I tried to incorporate side-effects and little details where I could. For instance, lithium can cause hand tremors which Stacy references once or twice. Lithium also only needs to be taken once or twice a day, whereas Haldol should be taken every few hours—hence Stacy is more worried about taking her Haldol at a certain time. And it’s recommended Haldol not be taken with caffeine, which is why she looks for juice.

I’m sure there are things I got wrong that an actual doctor could point out, but I did try for some degree of realism regarding her condition and medication.

Although the story is humorous in tone, I didn’t want to treat her condition like a joke. Obviously, schizophrenia and chemical imbalance are serious things that people really suffer from. So even though, in this insane situation where her condition sort of helped save her in the end, I didn’t want to present Stacy’s issues like a superpower. And she only loses her cool at all because Unknown Caller antagonizes her.

Finished
An interesting thing I found when I started shopping the story around for critique was a few readers expected a twist at the end. As in the whole thing would turn out to all be in Stacy’s mind or, worse, the person she wound up killing was innocent and not trying to hurt her. Mr. McAllister, I presume.

I guess when you establish a character can see or hear things that aren’t there, some see a red flag signalling an unreliable narrator or foreshadowing something askew.
But I always saw Stacy’s story to be what it is, as she describes it.

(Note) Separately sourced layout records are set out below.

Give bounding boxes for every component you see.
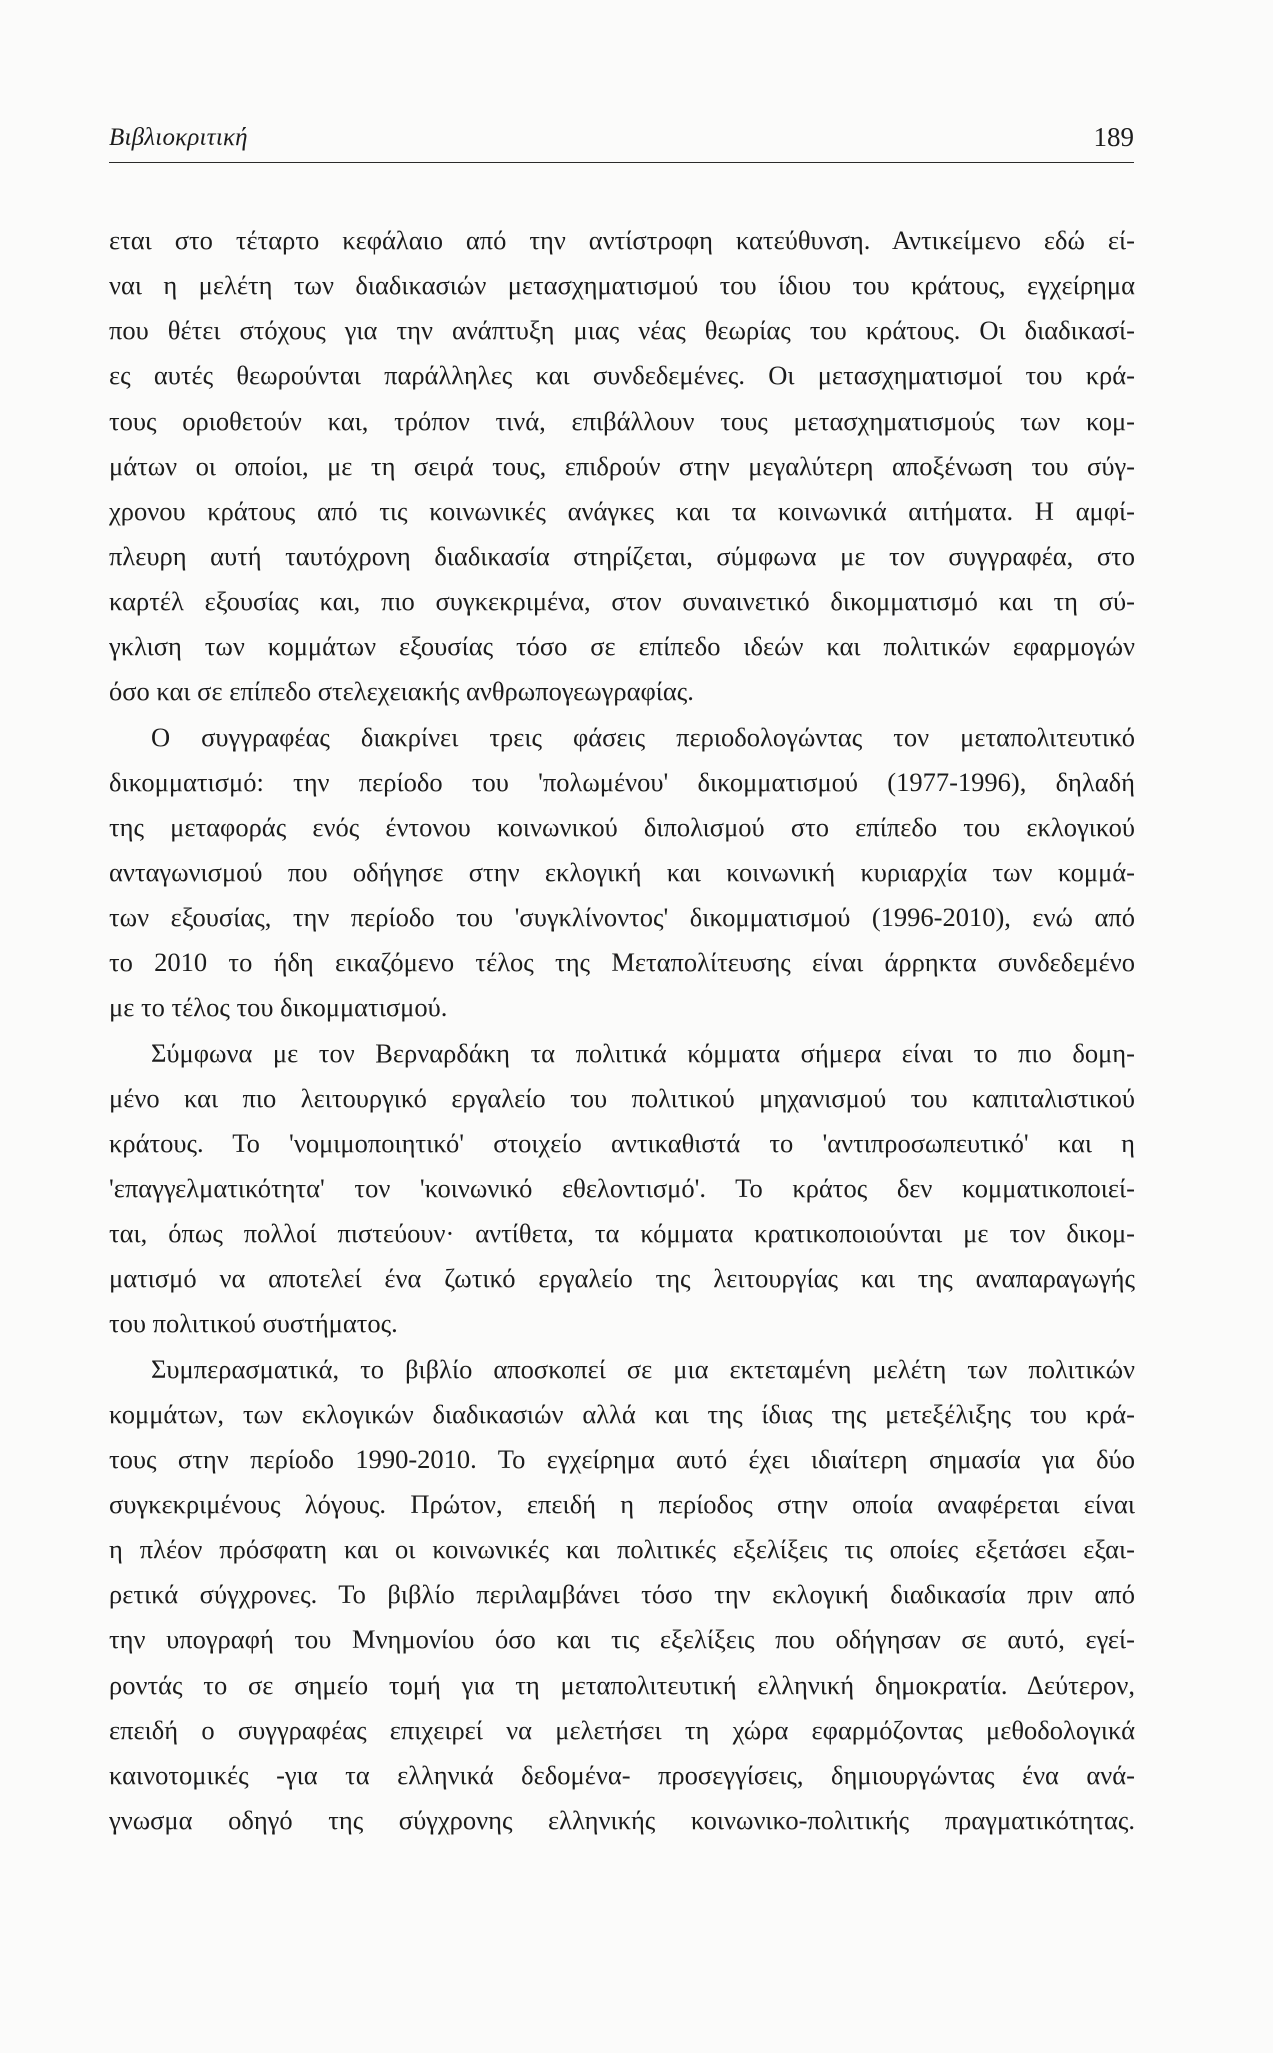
text-line: Σύμφωνα με τον Βερναρδάκη τα πολιτικά κόμματα σήμερα είναι το πιο δομη- xyxy=(151,1037,1135,1068)
text-line: επειδή ο συγγραφέας επιχειρεί να μελετήσει τη χώρα εφαρμόζοντας μεθοδολογικά xyxy=(109,1714,1135,1745)
text-line: χρονου κράτους από τις κοινωνικές ανάγκες και τα κοινωνικά αιτήματα. Η αμφί- xyxy=(109,495,1135,526)
text-line: καρτέλ εξουσίας και, πιο συγκεκριμένα, στον συναινετικό δικομματισμό και τη σύ- xyxy=(109,586,1135,617)
text-line: πλευρη αυτή ταυτόχρονη διαδικασία στηρίζεται, σύμφωνα με τον συγγραφέα, στο xyxy=(109,540,1135,571)
text-line: ανταγωνισμού που οδήγησε στην εκλογική και κοινωνική κυριαρχία των κομμά- xyxy=(109,856,1135,887)
running-header xyxy=(109,118,1134,163)
text-line: που θέτει στόχους για την ανάπτυξη μιας νέας θεωρίας του κράτους. Οι διαδικασί- xyxy=(109,315,1135,346)
text-line: των εξουσίας, την περίοδο του 'συγκλίνοντος' δικομματισμού (1996-2010), ενώ από xyxy=(109,902,1135,933)
text-line: ροντάς το σε σημείο τομή για τη μεταπολιτευτική ελληνική δημοκρατία. Δεύτερον, xyxy=(109,1669,1135,1700)
text-line: κομμάτων, των εκλογικών διαδικασιών αλλά και της ίδιας της μετεξέλιξης του κρά- xyxy=(109,1398,1135,1429)
text-line: ρετικά σύγχρονες. Το βιβλίο περιλαμβάνει τόσο την εκλογική διαδικασία πριν από xyxy=(109,1579,1135,1610)
text-line: του πολιτικού συστήματος. xyxy=(109,1308,398,1339)
text-line: το 2010 το ήδη εικαζόμενο τέλος της Μεταπολίτευσης είναι άρρηκτα συνδεδεμένο xyxy=(109,947,1135,978)
text-line: της μεταφοράς ενός έντονου κοινωνικού διπολισμού στο επίπεδο του εκλογικού xyxy=(109,811,1135,842)
text-line: δικομματισμό: την περίοδο του 'πολωμένου' δικομματισμού (1977-1996), δηλαδή xyxy=(109,766,1135,797)
text-line: συγκεκριμένους λόγους. Πρώτον, επειδή η περίοδος στην οποία αναφέρεται είναι xyxy=(109,1488,1135,1519)
text-line: ναι η μελέτη των διαδικασιών μετασχηματισμού του ίδιου του κράτους, εγχείρημα xyxy=(109,270,1135,301)
text-line: ται, όπως πολλοί πιστεύουν· αντίθετα, τα κόμματα κρατικοποιούνται με τον δικομ- xyxy=(109,1218,1135,1249)
text-line: μάτων οι οποίοι, με τη σειρά τους, επιδρούν στην μεγαλύτερη αποξένωση του σύγ- xyxy=(109,450,1135,481)
text-line: Συμπερασματικά, το βιβλίο αποσκοπεί σε μια εκτεταμένη μελέτη των πολιτικών xyxy=(151,1353,1135,1384)
text-line: εται στο τέταρτο κεφάλαιο από την αντίστροφη κατεύθυνση. Αντικείμενο εδώ εί- xyxy=(109,225,1135,255)
text-line: ματισμό να αποτελεί ένα ζωτικό εργαλείο της λειτουργίας και της αναπαραγωγής xyxy=(109,1263,1135,1294)
text-line: με το τέλος του δικομματισμού. xyxy=(109,992,448,1023)
text-line: ες αυτές θεωρούνται παράλληλες και συνδεδεμένες. Οι μετασχηματισμοί του κρά- xyxy=(109,360,1135,391)
page-number: 189 xyxy=(1093,122,1134,152)
text-line: όσο και σε επίπεδο στελεχειακής ανθρωπογεωγραφίας. xyxy=(109,676,694,707)
text-line: 'επαγγελματικότητα' τον 'κοινωνικό εθελοντισμό'. Το κράτος δεν κομματικοποιεί- xyxy=(109,1172,1135,1203)
text-line: κράτους. Το 'νομιμοποιητικό' στοιχείο αντικαθιστά το 'αντιπροσωπευτικό' και η xyxy=(109,1127,1135,1158)
body-text xyxy=(109,218,1135,1843)
text-line: καινοτομικές -για τα ελληνικά δεδομένα- προσεγγίσεις, δημιουργώντας ένα ανά- xyxy=(109,1759,1135,1790)
text-line: γνωσμα οδηγό της σύγχρονης ελληνικής κοινωνικο-πολιτικής πραγματικότητας. xyxy=(109,1804,1135,1835)
text-line: την υπογραφή του Μνημονίου όσο και τις εξελίξεις που οδήγησαν σε αυτό, εγεί- xyxy=(109,1624,1135,1655)
text-line: Ο συγγραφέας διακρίνει τρεις φάσεις περιοδολογώντας τον μεταπολιτευτικό xyxy=(151,721,1135,752)
text-line: η πλέον πρόσφατη και οι κοινωνικές και πολιτικές εξελίξεις τις οποίες εξετάσει εξαι- xyxy=(109,1534,1135,1565)
text-line: τους στην περίοδο 1990-2010. Το εγχείρημα αυτό έχει ιδιαίτερη σημασία για δύο xyxy=(109,1443,1135,1474)
text-line: τους οριοθετούν και, τρόπον τινά, επιβάλλουν τους μετασχηματισμούς των κομ- xyxy=(109,405,1135,436)
text-line: γκλιση των κομμάτων εξουσίας τόσο σε επίπεδο ιδεών και πολιτικών εφαρμογών xyxy=(109,631,1135,662)
text-line: μένο και πιο λειτουργικό εργαλείο του πολιτικού μηχανισμού του καπιταλιστικού xyxy=(109,1082,1135,1113)
running-title: Βιβλιοκριτική xyxy=(109,124,248,151)
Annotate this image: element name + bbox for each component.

As explained, for me, the point—or punchline—was that in this absurd instance, a person who ordinarily would never be entrusted with children’s safety actually wound up being exactly the right person to save the day.
I don’t think there’s any profound message to be read out of that. I just thought it’d be an entertaining yarn and fun twist on an old story.

And wouldn’t that be a grim ending, considering how important it was for Stacy to prove she could be responsible and how afraid she was she’d be “sent away” because of her problems?

“The New Babysitter” isn’t my best work, but it has a special place for me. I enjoyed developing and writing Stacy. It’s the first story I tried to get published. And funnily enough, a few months after I posted it on this website, it wound up becoming the first story credit of mine that wasn’t self-published when it was selected for the first (and only) issue of TYPEFACE Literary Magazine.